Well I actually was not planning on blogging today, but I sat down at my computer to check email, Facebook, and stuff when a beautiful cat jumped into my lap. She is now asleep, and I am a sap. :) I don't have the heart to kick her off, so I am blogging today. :)
The truth is, I've been feeling a bit bummed. I read a book a while ago that had a list of 20 or 30 things that people who lose weight and keep it off have done. It was scientifically proven and blah blah. Two of the things were - weigh yourself often; and don't let that number get to them. They are able to look at it as a reflection of either what they have done well, or what they still need to change in their diet.
Well, I've come to a realization. I am not able to do the latter. I think that I have written in the past about how the scale and I are not friends. I become obsessed, then start checking my weight more and more often. (Sometimes even multiple times in a day). The number would go up, and then I would freak out and go into some sort of depression.

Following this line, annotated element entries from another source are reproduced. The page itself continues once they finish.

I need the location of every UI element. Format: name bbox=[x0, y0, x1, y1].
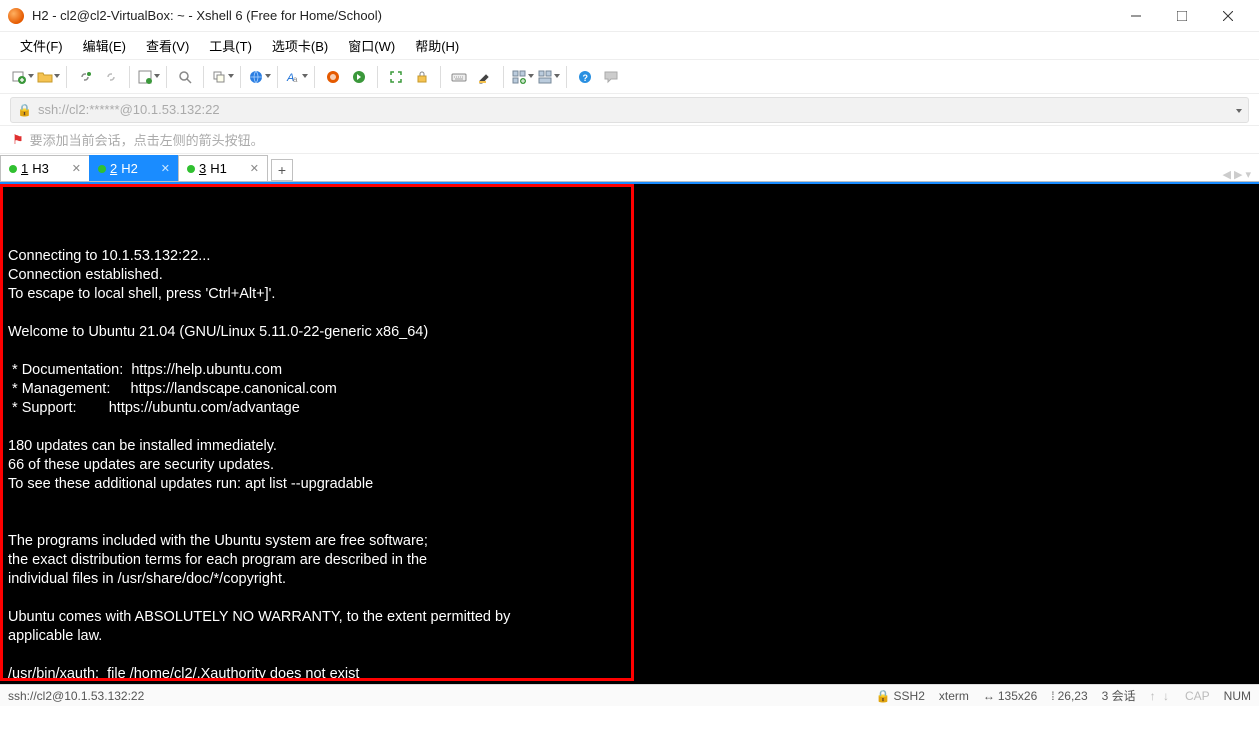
disconnect-icon[interactable] bbox=[99, 65, 123, 89]
status-proto: SSH2 bbox=[894, 689, 925, 703]
terminal-line bbox=[8, 418, 1251, 437]
terminal-line bbox=[8, 304, 1251, 323]
tab-close-icon[interactable]: ✕ bbox=[70, 162, 83, 175]
menu-edit[interactable]: 编辑(E) bbox=[75, 32, 134, 59]
menu-bar: 文件(F) 编辑(E) 查看(V) 工具(T) 选项卡(B) 窗口(W) 帮助(… bbox=[0, 32, 1259, 60]
tab-label: H3 bbox=[32, 161, 49, 176]
tab-label: H2 bbox=[121, 161, 138, 176]
toolbar: Aa ? bbox=[0, 60, 1259, 94]
terminal-line: To see these additional updates run: apt… bbox=[8, 475, 1251, 494]
hint-text: 要添加当前会话，点击左侧的箭头按钮。 bbox=[30, 130, 264, 149]
status-connection: ssh://cl2@10.1.53.132:22 bbox=[8, 689, 862, 703]
xftp-logo-icon[interactable] bbox=[347, 65, 371, 89]
flag-icon: ⚑ bbox=[12, 132, 24, 148]
menu-tools[interactable]: 工具(T) bbox=[201, 32, 260, 59]
copy-icon[interactable] bbox=[210, 65, 234, 89]
address-text: ssh://cl2:******@10.1.53.132:22 bbox=[38, 102, 220, 117]
terminal-line: * Documentation: https://help.ubuntu.com bbox=[8, 361, 1251, 380]
tab-num: 1 bbox=[21, 161, 28, 176]
open-session-icon[interactable] bbox=[36, 65, 60, 89]
tile-add-icon[interactable] bbox=[510, 65, 534, 89]
terminal-line: * Management: https://landscape.canonica… bbox=[8, 380, 1251, 399]
terminal-line: To escape to local shell, press 'Ctrl+Al… bbox=[8, 285, 1251, 304]
status-dot-icon bbox=[187, 165, 195, 173]
status-bar: ssh://cl2@10.1.53.132:22 🔒SSH2 xterm ↔ 1… bbox=[0, 684, 1259, 706]
keyboard-icon[interactable] bbox=[447, 65, 471, 89]
menu-tabs[interactable]: 选项卡(B) bbox=[264, 32, 336, 59]
help-icon[interactable]: ? bbox=[573, 65, 597, 89]
terminal-line: The programs included with the Ubuntu sy… bbox=[8, 532, 1251, 551]
tile-view-icon[interactable] bbox=[536, 65, 560, 89]
terminal-line: applicable law. bbox=[8, 627, 1251, 646]
tab-label: H1 bbox=[210, 161, 227, 176]
terminal-line bbox=[8, 494, 1251, 513]
status-num: NUM bbox=[1224, 689, 1251, 703]
pos-icon: ⁞ bbox=[1051, 689, 1054, 703]
menu-view[interactable]: 查看(V) bbox=[138, 32, 197, 59]
close-button[interactable] bbox=[1205, 0, 1251, 32]
add-tab-button[interactable]: + bbox=[271, 159, 293, 181]
svg-text:?: ? bbox=[583, 73, 589, 83]
tab-nav-arrows[interactable]: ◀ ▶ ▾ bbox=[1222, 168, 1251, 181]
new-session-icon[interactable] bbox=[10, 65, 34, 89]
terminal-line bbox=[8, 646, 1251, 665]
terminal-line: the exact distribution terms for each pr… bbox=[8, 551, 1251, 570]
menu-help[interactable]: 帮助(H) bbox=[407, 32, 467, 59]
xshell-logo-icon[interactable] bbox=[321, 65, 345, 89]
terminal-line bbox=[8, 513, 1251, 532]
address-input[interactable]: 🔒 ssh://cl2:******@10.1.53.132:22 bbox=[10, 97, 1249, 123]
terminal-line: Welcome to Ubuntu 21.04 (GNU/Linux 5.11.… bbox=[8, 323, 1251, 342]
terminal-line: * Support: https://ubuntu.com/advantage bbox=[8, 399, 1251, 418]
minimize-button[interactable] bbox=[1113, 0, 1159, 32]
terminal-line: /usr/bin/xauth: file /home/cl2/.Xauthori… bbox=[8, 665, 1251, 684]
terminal-line: 66 of these updates are security updates… bbox=[8, 456, 1251, 475]
size-icon: ↔ bbox=[983, 689, 995, 703]
status-term: xterm bbox=[939, 689, 969, 703]
tab-h1[interactable]: 3 H1 ✕ bbox=[178, 155, 268, 181]
lock-icon[interactable] bbox=[410, 65, 434, 89]
tab-h2[interactable]: 2 H2 ✕ bbox=[89, 155, 179, 181]
tab-num: 3 bbox=[199, 161, 206, 176]
tab-h3[interactable]: 1 H3 ✕ bbox=[0, 155, 90, 181]
tab-num: 2 bbox=[110, 161, 117, 176]
terminal-line bbox=[8, 342, 1251, 361]
terminal-line: Connection established. bbox=[8, 266, 1251, 285]
terminal-line: Ubuntu comes with ABSOLUTELY NO WARRANTY… bbox=[8, 608, 1251, 627]
status-dot-icon bbox=[98, 165, 106, 173]
tab-close-icon[interactable]: ✕ bbox=[248, 162, 261, 175]
address-dropdown-icon[interactable] bbox=[1235, 102, 1242, 117]
app-icon bbox=[8, 8, 24, 24]
lock-small-icon: 🔒 bbox=[17, 103, 32, 117]
lock-status-icon: 🔒 bbox=[876, 689, 891, 703]
terminal[interactable]: Connecting to 10.1.53.132:22...Connectio… bbox=[0, 182, 1259, 684]
terminal-line bbox=[8, 589, 1251, 608]
tab-strip: 1 H3 ✕ 2 H2 ✕ 3 H1 ✕ + ◀ ▶ ▾ bbox=[0, 154, 1259, 182]
maximize-button[interactable] bbox=[1159, 0, 1205, 32]
menu-file[interactable]: 文件(F) bbox=[12, 32, 71, 59]
globe-icon[interactable] bbox=[247, 65, 271, 89]
status-cap: CAP bbox=[1185, 689, 1210, 703]
status-size: 135x26 bbox=[998, 689, 1037, 703]
status-pos: 26,23 bbox=[1058, 689, 1088, 703]
terminal-line: individual files in /usr/share/doc/*/cop… bbox=[8, 570, 1251, 589]
highlight-icon[interactable] bbox=[473, 65, 497, 89]
fullscreen-icon[interactable] bbox=[384, 65, 408, 89]
svg-text:a: a bbox=[293, 75, 298, 84]
title-bar: H2 - cl2@cl2-VirtualBox: ~ - Xshell 6 (F… bbox=[0, 0, 1259, 32]
chat-icon[interactable] bbox=[599, 65, 623, 89]
transfer-arrows-icon: ↑ ↓ bbox=[1150, 689, 1171, 703]
hint-bar: ⚑ 要添加当前会话，点击左侧的箭头按钮。 bbox=[0, 126, 1259, 154]
window-title: H2 - cl2@cl2-VirtualBox: ~ - Xshell 6 (F… bbox=[32, 8, 1113, 23]
tab-close-icon[interactable]: ✕ bbox=[159, 162, 172, 175]
search-icon[interactable] bbox=[173, 65, 197, 89]
font-icon[interactable]: Aa bbox=[284, 65, 308, 89]
link-icon[interactable] bbox=[73, 65, 97, 89]
address-bar: 🔒 ssh://cl2:******@10.1.53.132:22 bbox=[0, 94, 1259, 126]
status-sessions: 3 会话 bbox=[1102, 687, 1136, 704]
status-dot-icon bbox=[9, 165, 17, 173]
menu-window[interactable]: 窗口(W) bbox=[340, 32, 403, 59]
terminal-line: Connecting to 10.1.53.132:22... bbox=[8, 247, 1251, 266]
profile-icon[interactable] bbox=[136, 65, 160, 89]
terminal-line: 180 updates can be installed immediately… bbox=[8, 437, 1251, 456]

At the beginning of summer I asked Greg to hide the scale, and I decided that I would only weigh myself every three weeks. Last Monday was the day to weigh in. My clothes had continued to feel more loose, and my measurements had been lower than I have ever seen, so I was sure that I would see at least four pounds on the scale, and last time I weighed in, it had been six, so maybe it would be six again blah blah. I stepped on the scale and ...2. It said I had lost 2 pounds in 3 weeks. I stepped off, and then slowly stepped on again to double check - hoping that there was some sort of mistake the first time. Of course I saw the same result. I have tried to push past it, and still worked out four days last week, but I did not enjoy it. I had to drag myself through, and I'm still stuck in this funk. I also completely pigged out over the weekend. I gave in, and didn't care. It just gets to this point where I'm fed up. I'm trying really hard to get into a good mood, and get back to just focusing on the triathlon coming up.
So I think I have decided that if I cannot handle the negative results without throwing myself off for a couple of weeks, then I'm just not going to weigh myself anymore. I'm setting goals that I have control of and can do. There are three weeks left until the competition, and before I'm back to 65 hour work weeks, so I'm going to enjoy this while I can, and not worry about a silly number. The truth is that I do feel so much better, can do more than I have ever been able to, and I am seeing some good results, so why I am wasting my time obsessing about my weight?